The PESI and sPESI (= simplified Pulmonary Embolism Severity Index) scoring tools can estimate the mortality of patients. The Geneva prediction rules and Wells criteria are used to calculate the pre-test probability of patients to predict who has a pulmonary embolism. These scores are tools to be used with clinical judgment in deciding diagnostic testing and types of therapy. The PESI algorithm comprises 11 routinely available clinical variables. It puts the subjects into one of five classes (I–V), with 30-day mortality ranging from 1.1% to 24.5%. Those in classes I and II are low-risk and those in classes III–V are high-risk.

==Epidemiology==
There are roughly 10 million cases of pulmonary embolisms per year. In the United States, pulmonary embolisms are the primary cause of at least 10,000 to 12,000 deaths per year and a contributing cause in at least 30,000 to 40,000 deaths per year. True incidence involving pulmonary embolisms is unknown because they often go undiagnosed or unnoticed until autopsy. From 1993 to 2012, there has been an increase in the number of admissions in hospitals due to pulmonary embolisms, jumping from 23 cases per 100,000 people to 65 cases per 100,000 people. Despite this increase, there has been a decrease in mortality during that same period due to medical advances that have occurred.

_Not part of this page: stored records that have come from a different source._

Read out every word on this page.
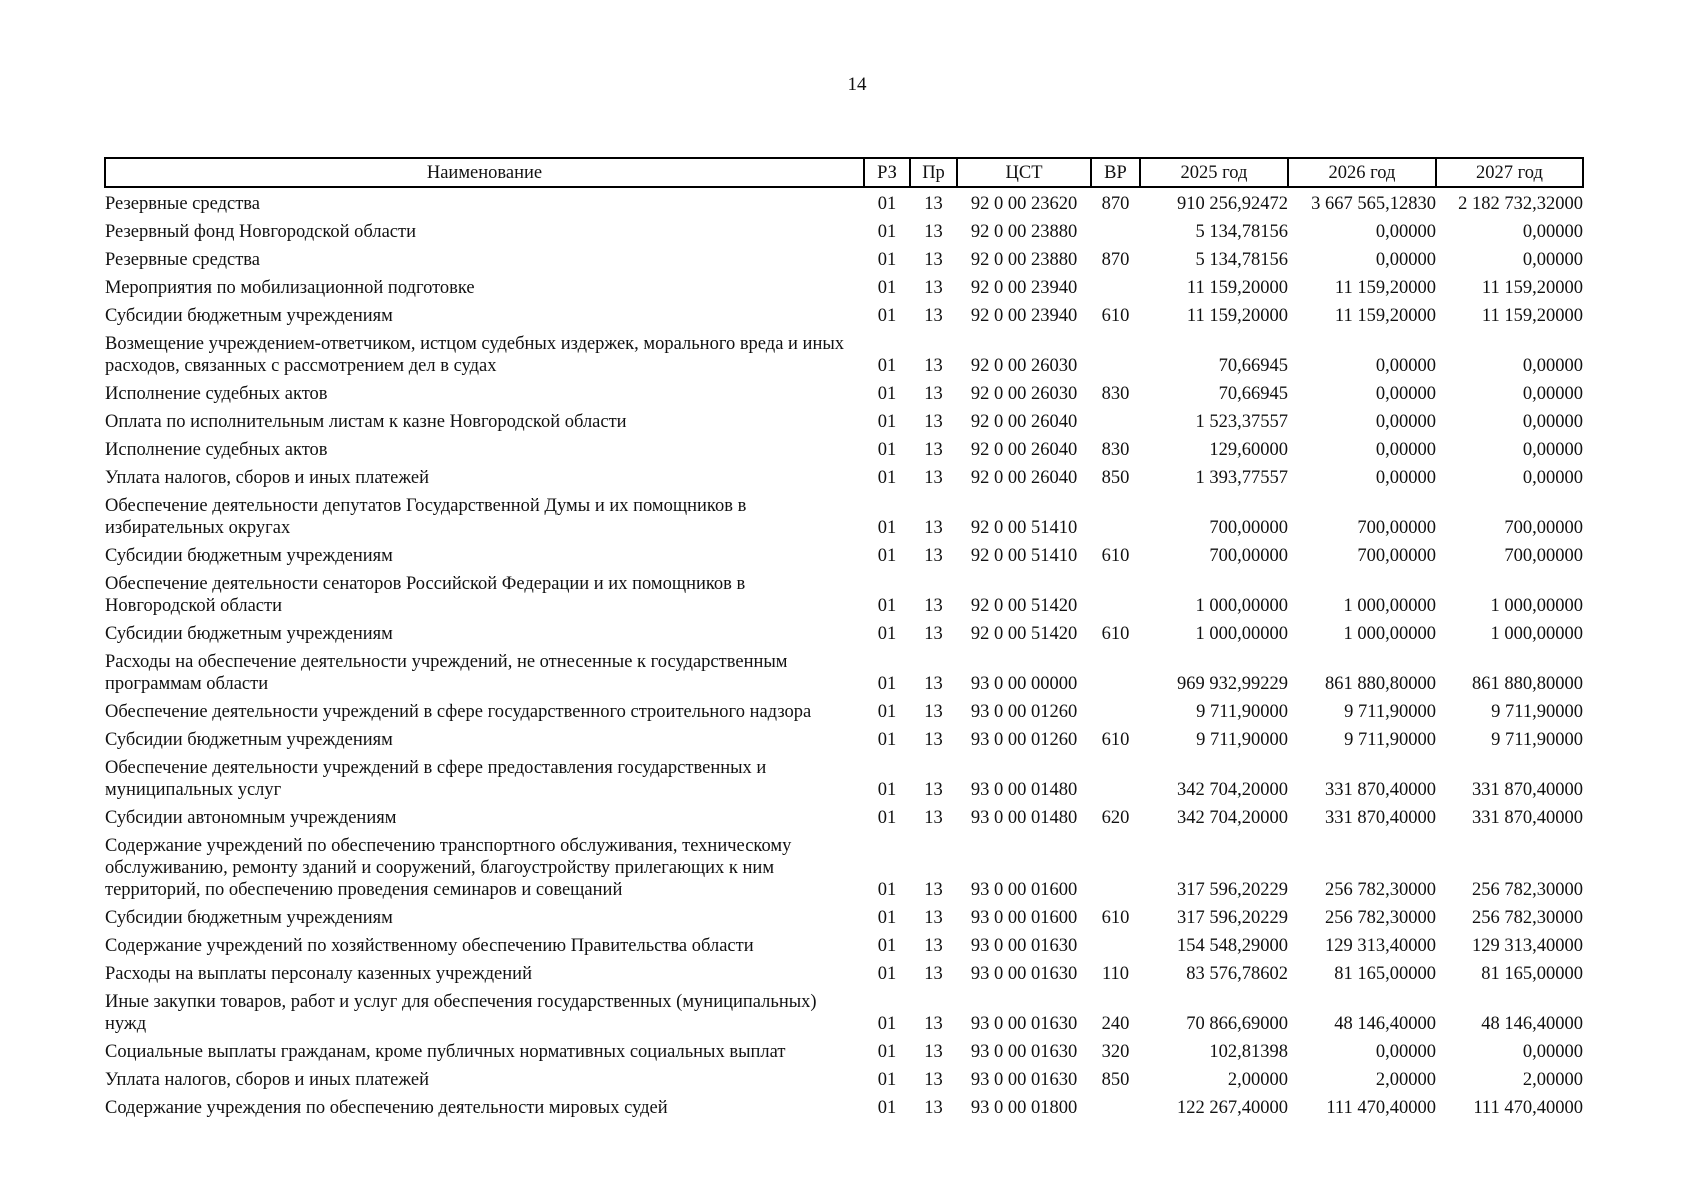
14
Наименование	РЗ	Пр	ЦСТ	ВР	2025 год	2026 год	2027 год
Резервные средства	01	13	92 0 00 23620	870	910 256,92472	3 667 565,12830	2 182 732,32000
Резервный фонд Новгородской области	01	13	92 0 00 23880		5 134,78156	0,00000	0,00000
Резервные средства	01	13	92 0 00 23880	870	5 134,78156	0,00000	0,00000
Мероприятия по мобилизационной подготовке	01	13	92 0 00 23940		11 159,20000	11 159,20000	11 159,20000
Субсидии бюджетным учреждениям	01	13	92 0 00 23940	610	11 159,20000	11 159,20000	11 159,20000
Возмещение учреждением-ответчиком, истцом судебных издержек, морального вреда и иных расходов, связанных с рассмотрением дел в судах	01	13	92 0 00 26030		70,66945	0,00000	0,00000
Исполнение судебных актов	01	13	92 0 00 26030	830	70,66945	0,00000	0,00000
Оплата по исполнительным листам к казне Новгородской области	01	13	92 0 00 26040		1 523,37557	0,00000	0,00000
Исполнение судебных актов	01	13	92 0 00 26040	830	129,60000	0,00000	0,00000
Уплата налогов, сборов и иных платежей	01	13	92 0 00 26040	850	1 393,77557	0,00000	0,00000
Обеспечение деятельности депутатов Государственной Думы и их помощников в избирательных округах	01	13	92 0 00 51410		700,00000	700,00000	700,00000
Субсидии бюджетным учреждениям	01	13	92 0 00 51410	610	700,00000	700,00000	700,00000
Обеспечение деятельности сенаторов Российской Федерации и их помощников в Новгородской области	01	13	92 0 00 51420		1 000,00000	1 000,00000	1 000,00000
Субсидии бюджетным учреждениям	01	13	92 0 00 51420	610	1 000,00000	1 000,00000	1 000,00000
Расходы на обеспечение деятельности учреждений, не отнесенные к государственным программам области	01	13	93 0 00 00000		969 932,99229	861 880,80000	861 880,80000
Обеспечение деятельности учреждений в сфере государственного строительного надзора	01	13	93 0 00 01260		9 711,90000	9 711,90000	9 711,90000
Субсидии бюджетным учреждениям	01	13	93 0 00 01260	610	9 711,90000	9 711,90000	9 711,90000
Обеспечение деятельности учреждений в сфере предоставления государственных и муниципальных услуг	01	13	93 0 00 01480		342 704,20000	331 870,40000	331 870,40000
Субсидии автономным учреждениям	01	13	93 0 00 01480	620	342 704,20000	331 870,40000	331 870,40000
Содержание учреждений по обеспечению транспортного обслуживания, техническому обслуживанию, ремонту зданий и сооружений, благоустройству прилегающих к ним территорий, по обеспечению проведения семинаров и совещаний	01	13	93 0 00 01600		317 596,20229	256 782,30000	256 782,30000
Субсидии бюджетным учреждениям	01	13	93 0 00 01600	610	317 596,20229	256 782,30000	256 782,30000
Содержание учреждений по хозяйственному обеспечению Правительства области	01	13	93 0 00 01630		154 548,29000	129 313,40000	129 313,40000
Расходы на выплаты персоналу казенных учреждений	01	13	93 0 00 01630	110	83 576,78602	81 165,00000	81 165,00000
Иные закупки товаров, работ и услуг для обеспечения государственных (муниципальных) нужд	01	13	93 0 00 01630	240	70 866,69000	48 146,40000	48 146,40000
Социальные выплаты гражданам, кроме публичных нормативных социальных выплат	01	13	93 0 00 01630	320	102,81398	0,00000	0,00000
Уплата налогов, сборов и иных платежей	01	13	93 0 00 01630	850	2,00000	2,00000	2,00000
Содержание учреждения по обеспечению деятельности мировых судей	01	13	93 0 00 01800		122 267,40000	111 470,40000	111 470,40000
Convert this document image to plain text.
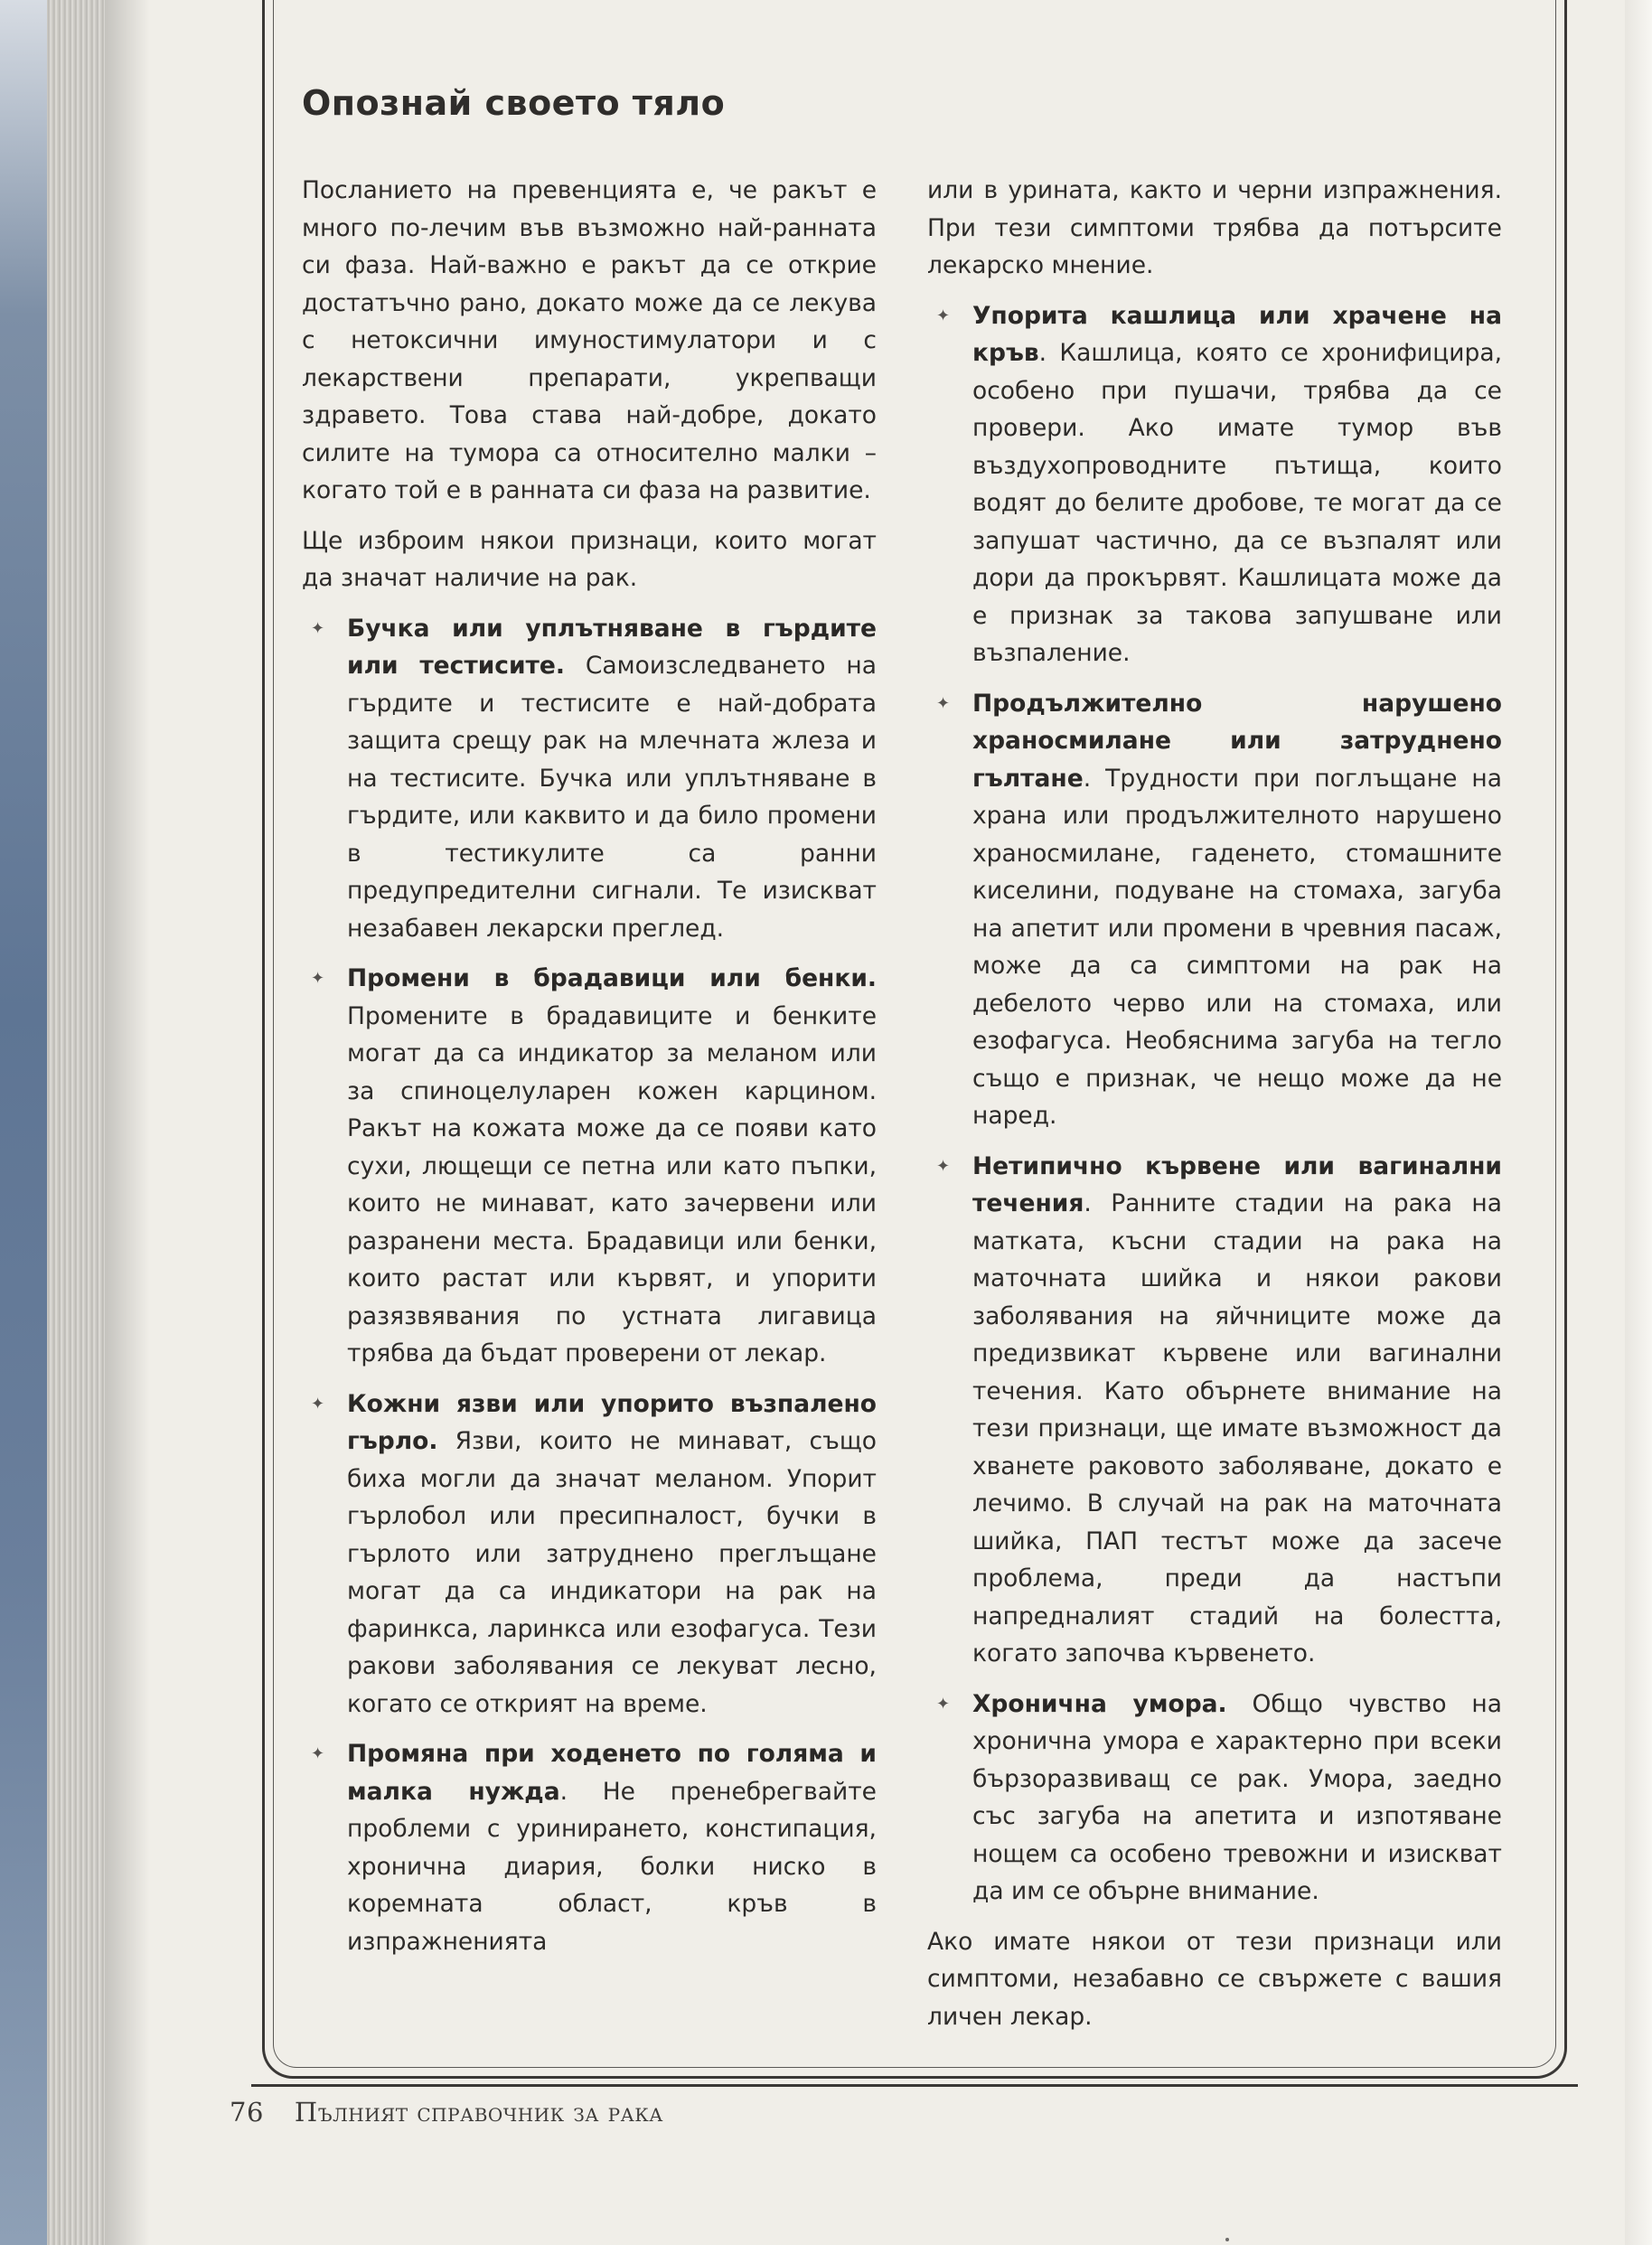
Опознай своето тяло

Посланието на превенцията е, че ракът е много по-лечим във възможно най-ранната си фаза. Най-важно е ракът да се открие достатъчно рано, докато може да се лекува с нетоксични имуностимулатори и с лекарствени препарати, укрепващи здравето. Това става най-добре, докато силите на тумора са относително малки – когато той е в ранната си фаза на развитие.

Ще изброим някои признаци, които могат да значат наличие на рак.

✦ Бучка или уплътняване в гърдите или тестисите. Самоизследването на гърдите и тестисите е най-добрата защита срещу рак на млечната жлеза и на тестисите. Бучка или уплътняване в гърдите, или каквито и да било промени в тестикулите са ранни предупредителни сигнали. Те изискват незабавен лекарски преглед.
✦ Промени в брадавици или бенки. Промените в брадавиците и бенките могат да са индикатор за меланом или за спиноцелуларен кожен карцином. Ракът на кожата може да се появи като сухи, лющещи се петна или като пъпки, които не минават, като зачервени или разранени места. Брадавици или бенки, които растат или кървят, и упорити разязвявания по устната лигавица трябва да бъдат проверени от лекар.
✦ Кожни язви или упорито възпалено гърло. Язви, които не минават, също биха могли да значат меланом. Упорит гърлобол или пресипналост, бучки в гърлото или затруднено преглъщане могат да са индикатори на рак на фаринкса, ларинкса или езофагуса. Тези ракови заболявания се лекуват лесно, когато се открият на време.
✦ Промяна при ходенето по голяма и малка нужда. Не пренебрегвайте проблеми с уринирането, констипация, хронична диария, болки ниско в коремната област, кръв в изпражненията

или в урината, както и черни изпражнения. При тези симптоми трябва да потърсите лекарско мнение.

✦ Упорита кашлица или храчене на кръв. Кашлица, която се хронифицира, особено при пушачи, трябва да се провери. Ако имате тумор във въздухопроводните пътища, които водят до белите дробове, те могат да се запушат частично, да се възпалят или дори да прокървят. Кашлицата може да е признак за такова запушване или възпаление.
✦ Продължително нарушено храносмилане или затруднено гълтане. Трудности при поглъщане на храна или продължителното нарушено храносмилане, гаденето, стомашните киселини, подуване на стомаха, загуба на апетит или промени в чревния пасаж, може да са симптоми на рак на дебелото черво или на стомаха, или езофагуса. Необяснима загуба на тегло също е признак, че нещо може да не наред.
✦ Нетипично кървене или вагинални течения. Ранните стадии на рака на матката, късни стадии на рака на маточната шийка и някои ракови заболявания на яйчниците може да предизвикат кървене или вагинални течения. Като обърнете внимание на тези признаци, ще имате възможност да хванете раковото заболяване, докато е лечимо. В случай на рак на маточната шийка, ПАП тестът може да засече проблема, преди да настъпи напредналият стадий на болестта, когато започва кървенето.
✦ Хронична умора. Общо чувство на хронична умора е характерно при всеки бързоразвиващ се рак. Умора, заедно със загуба на апетита и изпотяване нощем са особено тревожни и изискват да им се обърне внимание.

Ако имате някои от тези признаци или симптоми, незабавно се свържете с вашия личен лекар.

76 Пълният справочник за рака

Venous thromboembolism (VTE), a common risk factor, is present at much higher rates in those over the age of 70 (three times higher compared to those aged 45 to 69). This is likely due to there being a generally lower level of activity among the elderly, resulting in higher rates of immobility and obesity. VTE has a large, and continuously rising, case fatality rate. This rate is roughly 10% after 30 days, 15% after three months, and up to 20% after one year. Pulmonary embolisms alone (when resulting in hospitalizations) have a case fatality rate of about 5% to 10% so VTE can play a large factor in the severity of the embolisms.

When looking at all cases, the rate of fatal pulmonary emboli has declined from 6% to 2% over the last 25 years in the United States. In Europe, an average of approximately 40,000 deaths per year with pulmonary embolism as the primary cause was reported between 2013 and 2015, a conservative estimate because of potential underdiagnosis.